A questo punto, è bene ricordare che un mammifero è un animale a sangue caldo, coperto di peli e che allatta i piccoli. Esistono tre tipi di mammiferi: i Monotremi (echidne ed ornitorinchi), che depongono uova, i Marsupiali, che partoriscono embrioni ai primi stadi di sviluppo, ed i Placentati, che partoriscono prole sviluppata (completamente o quasi), perché sono dotati di placenta. Gli studi di Heidmann (e non solo) hanno dimostrato che i retrovirus che producono le sincitine hanno infettato le diverse linee evolutive dei mammiferi in tempi diversi: i Marsupiali (da 80 milioni di anni), i Primati (di cui anche noi facciamo parte, da 40 milioni di anni; i Roditori ( da 20 milioni di anni) e i Ruminanti (da 30 milioni di anni). Invece i Monotremi non sono mai stati infettati. Ma che gruppo è quello dei mammiferi, così diversificato al suo interno? Ma allora, come funziona l’evoluzione? A quanto pare sembra assomigliare ad un intrico inestricabile, più che all’albero con cui viene comunemente rappresentata.

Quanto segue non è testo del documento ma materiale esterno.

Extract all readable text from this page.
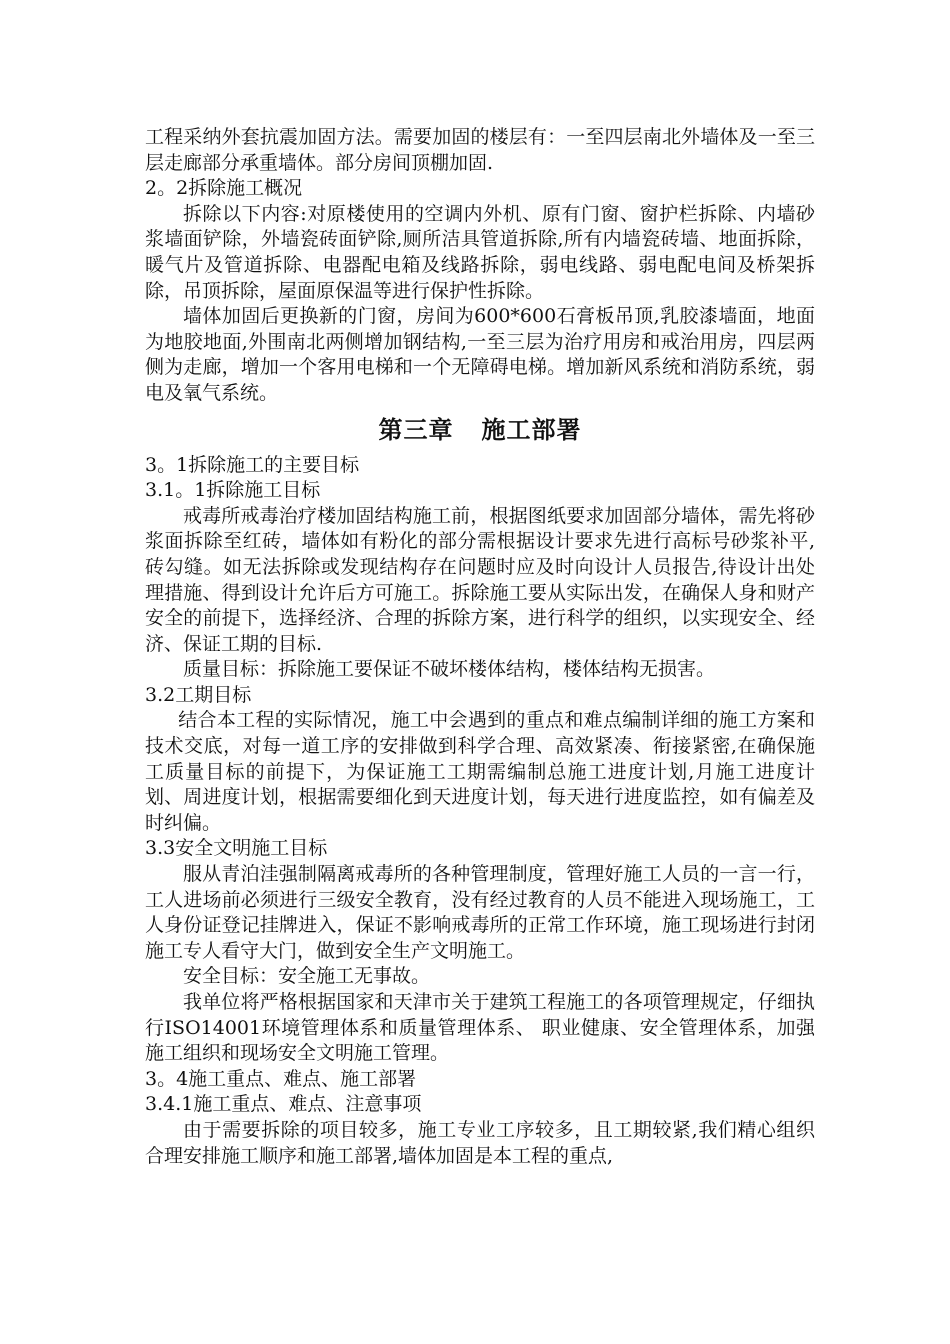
工程采纳外套抗震加固方法。需要加固的楼层有：一至四层南北外墙体及一至三层走廊部分承重墙体。部分房间顶棚加固.

2。2拆除施工概况

拆除以下内容:对原楼使用的空调内外机、原有门窗、窗护栏拆除、内墙砂浆墙面铲除，外墙瓷砖面铲除,厕所洁具管道拆除,所有内墙瓷砖墙、地面拆除，暖气片及管道拆除、电器配电箱及线路拆除，弱电线路、弱电配电间及桥架拆除，吊顶拆除，屋面原保温等进行保护性拆除。

墙体加固后更换新的门窗，房间为600*600石膏板吊顶,乳胶漆墙面，地面为地胶地面,外围南北两侧增加钢结构,一至三层为治疗用房和戒治用房，四层两侧为走廊，增加一个客用电梯和一个无障碍电梯。增加新风系统和消防系统，弱电及氧气系统。

第三章 施工部署

3。1拆除施工的主要目标

3.1。1拆除施工目标

戒毒所戒毒治疗楼加固结构施工前，根据图纸要求加固部分墙体，需先将砂浆面拆除至红砖，墙体如有粉化的部分需根据设计要求先进行高标号砂浆补平,砖勾缝。如无法拆除或发现结构存在问题时应及时向设计人员报告,待设计出处理措施、得到设计允许后方可施工。拆除施工要从实际出发，在确保人身和财产安全的前提下，选择经济、合理的拆除方案，进行科学的组织，以实现安全、经济、保证工期的目标.

质量目标：拆除施工要保证不破坏楼体结构，楼体结构无损害。

3.2工期目标

结合本工程的实际情况，施工中会遇到的重点和难点编制详细的施工方案和技术交底，对每一道工序的安排做到科学合理、高效紧凑、衔接紧密,在确保施工质量目标的前提下，为保证施工工期需编制总施工进度计划,月施工进度计划、周进度计划，根据需要细化到天进度计划，每天进行进度监控，如有偏差及时纠偏。

3.3安全文明施工目标

服从青泊洼强制隔离戒毒所的各种管理制度，管理好施工人员的一言一行，工人进场前必须进行三级安全教育，没有经过教育的人员不能进入现场施工，工人身份证登记挂牌进入，保证不影响戒毒所的正常工作环境，施工现场进行封闭施工专人看守大门，做到安全生产文明施工。

安全目标：安全施工无事故。

我单位将严格根据国家和天津市关于建筑工程施工的各项管理规定，仔细执行ISO14001环境管理体系和质量管理体系、 职业健康、安全管理体系，加强施工组织和现场安全文明施工管理。

3。4施工重点、难点、施工部署

3.4.1施工重点、难点、注意事项

由于需要拆除的项目较多，施工专业工序较多，且工期较紧,我们精心组织合理安排施工顺序和施工部署,墙体加固是本工程的重点,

Già avevamo visto che il concetto di specie poteva essere messo in discussione. Ma la conoscenza del nostro genoma ce lo rende ancora più fragile. Infatti tra i nostri geni ce n’è un 2-3% che provengono dall’uomo di Neanderthal, il che sta ad indicare che fenomeni di ibridazione, anche se abbastanza sporadici, in passato si sono registrati. Ora, l’ibridazione in teoria non dovrebbe esistere tra specie diverse, e invece non c’è solo il fenomeno eclatante del mulo, ibrido di cavallo e asino, ma a quanto pare ci siamo anche noi, anche se per poco. Inoltre, l’ibridazione è un fenomeno molto diffuso tra le piante e, se si va a livello di batteri ed archei, è praticamente la regola, dato che qui il trasferimento genico orizzontale è la norma. D’altronde anche negli animali e nelle piante si trovano esempi di trasferimento genico orizzontale. Abbiamo parlato a lungo di retrovirus e DNA retrovirale, per cui, una volta di più il concetto di specie non può basarsi su un isolamento genetico che di fatto non c’è. Resta allora il problema di ridefinire il concetto di specie, oppure limitarsi a considerarlo una categoria di distinzione pratica, ma senza un vero valore concettuale. La nostra linea evolutiva si è separata dai progenitori dei Neanderthal intorno a 600 mila anni fa: noi restammo in Africa e loro vennero in Europa, dove originarono i Neanderthal, di pelle bianca e capelli rossi (lo sappiamo perché Svante Paabo ed il suo team hanno decodificato il loro DNA). Quando noi lasciammo l’Africa, tra 100 e 60 mila anni fa, trovammo i Neanderthal in Palestina e lì facemmo qualche ibrido. Poi ce ne venimmo in Europa, oltre che in Asia e in Australia, noi neri, poi divenuti bianchi per motivi di sopravvivenza, mentre i primi europei si estinguevano. Gli africani rimasti in Africa non hanno tracce del genoma neanderthaliano, perché non li hanno mai incontrati. Ma nel nostro genoma ci sono persino alcuni autentici geni di scimpanzè! Sì, è proprio vero: il nostro genoma è un mosaico.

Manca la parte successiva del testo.